The university now benefits from intelligence-based detection of the latest threats, delivering mean-time-to-detection (MTTD) measured in minutes and a 99 percent detection rate. When needed, the university can call on OpenText MxDR experts to conduct in-depth investigations to identify the root cause, impact to the organization and intent of breaches, ensuring the fastest path to remediation.

A few weeks after implementation, another malware threat surfaced that put the university’s new defenses to the test. Using the OpenText™ EnCase™ Forensic solution to take a forensic image of the affected machine, the OpenText Security Services performed forensic analysis and provided a full incident response service.

A spokesperson for the university said, “Within a matter of hours, OpenText Security Services identified all the actions that the threat actor had run on the system, detected all the malicious content and provided a full scope of the sequence of events that occurred on the system.”

Detection of threats within minutes

Speed is key when it comes to detecting a cyber breach and preventing further compromise of systems and data. The MxDR service augments the university’s IT team with extensive experience in breach-response investigations and malware analysis, leading to faster, proactive identification and risk remediation. In addition, OpenText cloud-based solutions permit a fully remote service, one that was critical when on-site investigations were difficult during pandemic lockdowns.
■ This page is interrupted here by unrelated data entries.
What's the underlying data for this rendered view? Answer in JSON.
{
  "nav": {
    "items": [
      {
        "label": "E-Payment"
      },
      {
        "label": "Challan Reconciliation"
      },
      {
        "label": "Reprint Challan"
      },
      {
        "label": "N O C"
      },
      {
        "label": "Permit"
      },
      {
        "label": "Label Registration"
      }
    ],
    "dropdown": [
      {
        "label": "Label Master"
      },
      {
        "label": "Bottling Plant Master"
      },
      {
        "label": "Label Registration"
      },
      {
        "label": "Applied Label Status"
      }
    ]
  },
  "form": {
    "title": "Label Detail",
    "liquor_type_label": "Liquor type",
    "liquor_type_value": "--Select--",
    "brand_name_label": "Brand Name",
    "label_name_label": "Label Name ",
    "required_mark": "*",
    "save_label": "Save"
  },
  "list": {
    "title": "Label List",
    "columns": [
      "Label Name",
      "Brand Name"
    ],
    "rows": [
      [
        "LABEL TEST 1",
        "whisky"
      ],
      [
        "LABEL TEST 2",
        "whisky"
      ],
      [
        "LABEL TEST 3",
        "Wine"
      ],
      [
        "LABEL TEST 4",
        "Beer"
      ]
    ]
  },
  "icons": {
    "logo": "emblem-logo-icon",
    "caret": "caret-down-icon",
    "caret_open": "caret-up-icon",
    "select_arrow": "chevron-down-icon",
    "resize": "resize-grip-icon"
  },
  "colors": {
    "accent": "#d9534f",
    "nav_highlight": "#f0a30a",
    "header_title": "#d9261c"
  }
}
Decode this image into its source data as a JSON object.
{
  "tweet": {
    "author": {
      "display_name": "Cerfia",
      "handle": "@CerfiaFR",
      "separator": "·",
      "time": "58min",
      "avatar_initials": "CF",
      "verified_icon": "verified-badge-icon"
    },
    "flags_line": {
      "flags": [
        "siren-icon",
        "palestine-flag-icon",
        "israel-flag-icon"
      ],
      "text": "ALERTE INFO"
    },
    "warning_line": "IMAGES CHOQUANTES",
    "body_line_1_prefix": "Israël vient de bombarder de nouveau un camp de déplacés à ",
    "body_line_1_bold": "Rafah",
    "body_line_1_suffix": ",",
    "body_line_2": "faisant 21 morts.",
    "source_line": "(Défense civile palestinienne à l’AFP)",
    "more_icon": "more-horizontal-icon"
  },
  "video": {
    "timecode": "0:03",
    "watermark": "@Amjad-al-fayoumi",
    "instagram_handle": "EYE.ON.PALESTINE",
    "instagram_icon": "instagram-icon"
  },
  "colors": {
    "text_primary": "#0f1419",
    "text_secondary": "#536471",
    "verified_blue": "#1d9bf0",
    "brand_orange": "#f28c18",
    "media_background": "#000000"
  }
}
“With OpenText MxDR, everything is in the cloud, so it was seamless and efficient for us to use the service. The entire process—the forensic collection and analysis, determining the root cause of a breach, and receiving the report—happens rapidly,” added the spokesperson.

An ounce of prevention

Thanks to its partnership with OpenText Security Services, the university is confident in its ability to quickly identify threats and address them before critical damage is done. By catching breaches early in the cyber kill chain, the university effectively reduces the risk of disruptive ransomware attacks that could jeopardize critical operations.

The spokesperson noted, “In recent threat incidents, OpenText MxDR experts were able to prove that the threat actors didn’t move laterally, did not exfiltrate any data and did not persist. This gave us peace of mind that our environment is secure.”